AUSTRALIA: The government admitted today that the illicit drugs trade is at an all-time high with nearly 20 tonnes of narcotics seized last year.

The Australian Crime Commission said the situation was “a gravely serious issue” with international cartels at the heart of the problem.

During the last financial year a record 101,749 arrests were made and there were 86,918 seizures of illicit drugs — a 66 per cent increase over the past decade.

 

SYRIA: Two car bombs exploded in a pro-government neighbourhood in Homs today, killing at least 36 people just hours after a mortar strike in the capital Damascus killed 14.

A government official said the Homs bombs exploded in the city’s predominantly Alawite district of Zahra. The attack also wounded 85.

 

GERMANY: The government has reported a rise in politically motivated crime over the last year and blamed spiking left-wing violence.

But the Interior Ministry also admitted today that the far-right accounted for most such crimes — 17,042 acts in 2013. 

More than two-thirds were classified as propaganda, such as displaying the swastika.

Nearly half of the 8,673 left-wing acts were property damage during demonstrations.

 

BRAZIL: Twenty youths from a northern suburb of Rio torched five buses on Monday night, shortly after a 17-year-old died in a shootout between criminals and police.

Military police claimed that the victim was in a stolen car and that a firearm was found by his side.

The clash came during a police crackdown on drug dealing and car thefts in the Morro de Chapadao slum.

 

TURKEY: Prime Minister Recep Tayyip Erdogan said today that the government is to start extradition proceedings against US-based cleric Fethullah Gulen.

Former ally Mr Gulen has been accused by Mr Erdogan of using his supporters to try to topple him during a string of corruption scandals.

The cleric denies mounting a campaign against Mr Erdogan.

 

EGYPT: Muslim Brotherhood leader Mohamed Badie claimed today that this week’s mass death sentences would cause the government’s downfall.

“This ruling is the last nail in the coffin of the ruling powers,” said Mr Badie, who was condemned to death along with 682 supporters on Monday. “The regime is on the brink of collapse.”
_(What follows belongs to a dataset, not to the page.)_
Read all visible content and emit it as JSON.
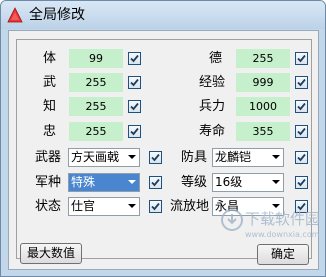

United Nations human rights high commissioner Navi Pillay criticised the second mass death sentence as “outrageous.”

 

SPAIN: The unemployment rate climbed to nearly 26 per cent in the first quarter of 2014, official data showed today, as millions searched in vain for a job despite a claimed recovery from recession.

New figures showed Spain still failing to dent one of the highest unemployment rates in the industrialised world.

The unemployment rate climbed to 25.93 per cent in the first quarter of 2014, up from 25.73 per cent in the previous.

 

PALESTINE: Gaza’s Ark, a Palestinian-built protest boat which was preparing to run Israel’s naval blockade, was badly damaged in an explosion today that organisers blamed on Israel.

The blast in Gaza City port struck at around 3.45am. The ship was preparing to put to sea in June but it sustained major damage and sank in the shallow waters of the port.

Palestinian labourers and foreign activists have been working for more than a year to fit out the boat to carry goods and passengers to challenge Israel’s blockade.